Good question. I remember that it was an exciting day, but I was also nervous. You meet a lot of new people, colleagues and fellow trainees. They explain you all the practical issues you need to take care of, like insurance and IT. In the beginning you have to find out what your exact tasks and what your role in the team is going to be.

The first day(s), they also introduce you to the rich social life Brussels has to offer. There are many events taking place in the city, which you can enjoy after work with your new colleagues/friends.

BRUSSELS, BELGIUM — OCTOBER 21: The Berlaymont building, the headquarters for the European Commission, is unveiled October 21, 2004 in Brussels, Belgium. Berlaymont, originally built in 1967 but abandoned in 1991 after asbestos was discovered throughout the structure, was finally unveiled after a long delayed 13 year redevelopment. The building is expected to re-welcome the EU commission on November 1. (Photo by Mark Renders/Getty Images)

How long did your internship last and what are you going to do after?

The traineeship was five months in total, one session starts in October and another one in March. I was a trainee in the March session. After my traineeship I will do a PhD on ethics/practical philosophy in the Netherlands.

What applicant should do to get an internship in the European Commission? How does application process look?

Anyone who is interested should first have a look at the Commission dedicated website: https://ec.europa.eu/stages/

The condition for applying and the application process are spelt out there. Selections are fiercely competitive. Of course, if you possess more than just the minimum requirements you have more chances to be selected. For instance, if you speak several languages; if you show civic and social engagement; if you already have experience abroad and if you have at least a bachelor’s degree (but a master’s degree would be even better).

Have you already drawn some life lessons or conclusions after your internship? If yes, could you share something with readers?

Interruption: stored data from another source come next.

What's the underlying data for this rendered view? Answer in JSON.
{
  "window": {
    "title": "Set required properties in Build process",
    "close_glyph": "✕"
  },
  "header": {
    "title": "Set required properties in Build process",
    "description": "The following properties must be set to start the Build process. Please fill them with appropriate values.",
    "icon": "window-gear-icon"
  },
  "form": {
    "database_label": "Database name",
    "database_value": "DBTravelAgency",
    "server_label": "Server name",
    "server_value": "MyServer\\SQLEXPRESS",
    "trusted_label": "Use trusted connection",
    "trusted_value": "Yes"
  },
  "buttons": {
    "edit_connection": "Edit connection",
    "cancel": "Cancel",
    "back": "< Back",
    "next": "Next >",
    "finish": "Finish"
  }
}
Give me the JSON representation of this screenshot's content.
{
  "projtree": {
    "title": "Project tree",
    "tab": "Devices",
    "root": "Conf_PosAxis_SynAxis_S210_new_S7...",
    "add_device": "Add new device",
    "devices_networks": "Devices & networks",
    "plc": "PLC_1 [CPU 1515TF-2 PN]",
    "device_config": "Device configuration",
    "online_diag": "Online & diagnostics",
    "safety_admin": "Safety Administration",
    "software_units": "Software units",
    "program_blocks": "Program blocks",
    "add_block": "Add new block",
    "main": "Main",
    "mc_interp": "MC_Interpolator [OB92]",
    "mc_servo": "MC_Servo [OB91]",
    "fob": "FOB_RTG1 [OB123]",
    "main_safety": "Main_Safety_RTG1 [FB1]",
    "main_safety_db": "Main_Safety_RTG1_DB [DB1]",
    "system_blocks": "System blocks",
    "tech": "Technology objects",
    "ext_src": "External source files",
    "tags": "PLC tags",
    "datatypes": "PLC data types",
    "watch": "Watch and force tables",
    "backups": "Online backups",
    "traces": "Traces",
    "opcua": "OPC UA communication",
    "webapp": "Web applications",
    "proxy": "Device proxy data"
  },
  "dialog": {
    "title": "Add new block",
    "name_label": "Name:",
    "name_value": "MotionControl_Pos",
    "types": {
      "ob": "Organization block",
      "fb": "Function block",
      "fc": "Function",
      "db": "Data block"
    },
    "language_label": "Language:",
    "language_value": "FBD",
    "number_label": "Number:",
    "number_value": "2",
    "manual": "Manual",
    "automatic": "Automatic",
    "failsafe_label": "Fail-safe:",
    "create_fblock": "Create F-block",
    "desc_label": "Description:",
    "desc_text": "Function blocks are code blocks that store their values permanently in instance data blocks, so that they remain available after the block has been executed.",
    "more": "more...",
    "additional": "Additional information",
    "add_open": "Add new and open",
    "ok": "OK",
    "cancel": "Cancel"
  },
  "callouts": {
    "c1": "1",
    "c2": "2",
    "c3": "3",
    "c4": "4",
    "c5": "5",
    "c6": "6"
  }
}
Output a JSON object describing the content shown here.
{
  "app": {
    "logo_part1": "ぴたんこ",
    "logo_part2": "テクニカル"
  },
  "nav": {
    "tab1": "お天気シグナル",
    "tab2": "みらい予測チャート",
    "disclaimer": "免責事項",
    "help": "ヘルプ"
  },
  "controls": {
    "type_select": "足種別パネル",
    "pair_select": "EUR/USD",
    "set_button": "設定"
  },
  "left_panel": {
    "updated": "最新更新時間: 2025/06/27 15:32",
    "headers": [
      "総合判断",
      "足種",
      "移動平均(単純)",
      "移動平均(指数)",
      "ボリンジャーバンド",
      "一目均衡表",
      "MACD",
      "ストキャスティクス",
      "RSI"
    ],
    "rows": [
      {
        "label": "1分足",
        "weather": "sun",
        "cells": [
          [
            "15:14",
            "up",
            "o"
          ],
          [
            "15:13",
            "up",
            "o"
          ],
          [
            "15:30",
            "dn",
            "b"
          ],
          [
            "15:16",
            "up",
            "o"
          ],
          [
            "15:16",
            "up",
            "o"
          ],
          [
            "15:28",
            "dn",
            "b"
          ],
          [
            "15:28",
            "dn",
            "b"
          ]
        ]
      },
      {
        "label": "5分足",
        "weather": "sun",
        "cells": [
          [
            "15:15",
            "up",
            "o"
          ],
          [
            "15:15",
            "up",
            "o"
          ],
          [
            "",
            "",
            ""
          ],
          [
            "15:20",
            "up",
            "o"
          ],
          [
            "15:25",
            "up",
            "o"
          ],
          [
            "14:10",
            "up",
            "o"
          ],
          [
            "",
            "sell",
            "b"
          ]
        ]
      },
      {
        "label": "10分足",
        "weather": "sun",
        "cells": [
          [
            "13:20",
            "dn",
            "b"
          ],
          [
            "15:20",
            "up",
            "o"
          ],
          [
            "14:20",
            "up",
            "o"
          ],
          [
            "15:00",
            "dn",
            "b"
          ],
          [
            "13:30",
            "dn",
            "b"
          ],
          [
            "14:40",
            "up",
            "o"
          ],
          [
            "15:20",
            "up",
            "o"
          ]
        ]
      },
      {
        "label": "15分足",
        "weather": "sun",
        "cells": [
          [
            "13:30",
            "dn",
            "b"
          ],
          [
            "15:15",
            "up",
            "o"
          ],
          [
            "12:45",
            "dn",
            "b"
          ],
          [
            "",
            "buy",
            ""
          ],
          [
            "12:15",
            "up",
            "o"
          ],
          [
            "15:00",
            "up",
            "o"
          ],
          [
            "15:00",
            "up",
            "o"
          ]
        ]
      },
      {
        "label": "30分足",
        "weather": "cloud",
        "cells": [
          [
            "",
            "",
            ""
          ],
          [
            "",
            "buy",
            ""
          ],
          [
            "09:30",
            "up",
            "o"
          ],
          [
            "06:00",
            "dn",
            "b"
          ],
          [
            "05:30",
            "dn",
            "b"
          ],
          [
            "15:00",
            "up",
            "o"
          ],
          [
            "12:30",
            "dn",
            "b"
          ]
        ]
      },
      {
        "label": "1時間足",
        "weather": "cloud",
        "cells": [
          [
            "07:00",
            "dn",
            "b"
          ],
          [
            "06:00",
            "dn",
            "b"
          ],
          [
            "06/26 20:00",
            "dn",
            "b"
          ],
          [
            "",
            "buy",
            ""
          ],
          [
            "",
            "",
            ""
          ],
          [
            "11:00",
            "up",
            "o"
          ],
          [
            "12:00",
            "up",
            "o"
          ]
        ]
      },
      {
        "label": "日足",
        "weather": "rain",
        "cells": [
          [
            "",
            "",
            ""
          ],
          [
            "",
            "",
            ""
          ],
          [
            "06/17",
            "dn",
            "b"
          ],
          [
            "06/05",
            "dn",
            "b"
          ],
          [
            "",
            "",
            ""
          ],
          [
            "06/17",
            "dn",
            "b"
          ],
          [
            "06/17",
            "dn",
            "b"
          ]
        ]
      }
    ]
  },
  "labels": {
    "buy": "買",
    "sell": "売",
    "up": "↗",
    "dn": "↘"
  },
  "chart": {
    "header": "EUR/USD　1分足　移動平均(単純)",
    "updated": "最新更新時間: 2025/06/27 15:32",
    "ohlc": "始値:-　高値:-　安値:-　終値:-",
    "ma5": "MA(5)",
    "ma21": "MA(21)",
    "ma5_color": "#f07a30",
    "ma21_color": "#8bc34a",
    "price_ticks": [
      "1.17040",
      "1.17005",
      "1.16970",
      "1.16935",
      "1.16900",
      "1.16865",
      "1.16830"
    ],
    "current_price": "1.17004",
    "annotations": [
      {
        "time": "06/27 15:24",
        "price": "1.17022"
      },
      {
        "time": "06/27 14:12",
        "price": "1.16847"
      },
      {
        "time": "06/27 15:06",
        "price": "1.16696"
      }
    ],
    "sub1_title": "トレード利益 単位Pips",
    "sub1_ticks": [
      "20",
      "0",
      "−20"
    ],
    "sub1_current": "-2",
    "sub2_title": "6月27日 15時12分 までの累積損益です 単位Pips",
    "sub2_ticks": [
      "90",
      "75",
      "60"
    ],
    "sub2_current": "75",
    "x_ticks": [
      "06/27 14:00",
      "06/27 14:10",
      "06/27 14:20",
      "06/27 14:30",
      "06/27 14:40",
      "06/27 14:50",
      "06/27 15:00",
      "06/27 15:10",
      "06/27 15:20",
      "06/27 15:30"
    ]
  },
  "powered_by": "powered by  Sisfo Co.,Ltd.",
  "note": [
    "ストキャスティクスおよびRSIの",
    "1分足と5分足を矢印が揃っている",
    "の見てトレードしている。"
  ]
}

What you can learn in the European Institutions is incredible, professionally speaking but also personally speaking. It is a privilege to see from close by how (European) politics functions. And also for your personal development you learn a lot, since you work and live together with people from many different cultures and backgrounds. It is an enriching experience to learn from all these different people.

At this moment application process for internships in the European Commission is opened. What could you advise to potential applicants?

My main tips for applicants would be the following:

— Try to be original and personal in your application form. Even one line on a relevant project you did or subject you followed can already make the difference. Many people already studied law or economics for example. The readers of your application want to know why they should choose you, as compared to others.

— If you are selected for the Bluebook (author’s notice — that’s the name of traineeship), you can send your CV and motivation letter to several Commission Directorates General. Always use the Europass Format. And keep in mind that quality is better than quantity. I wrote only three motivation letters and sent them to my Directorate General of preference. I personalised them and adapted them to the work of each particular Directorate General. It is better to send a few qualitatively good mails, than many general mails.

Registration for the March 2019 Blue Book traineeship is now open. You have time before August 31, 2018 to apply. Find more info about it there and who knows, maybe you will be the next hero of interview on Adukacyja.info!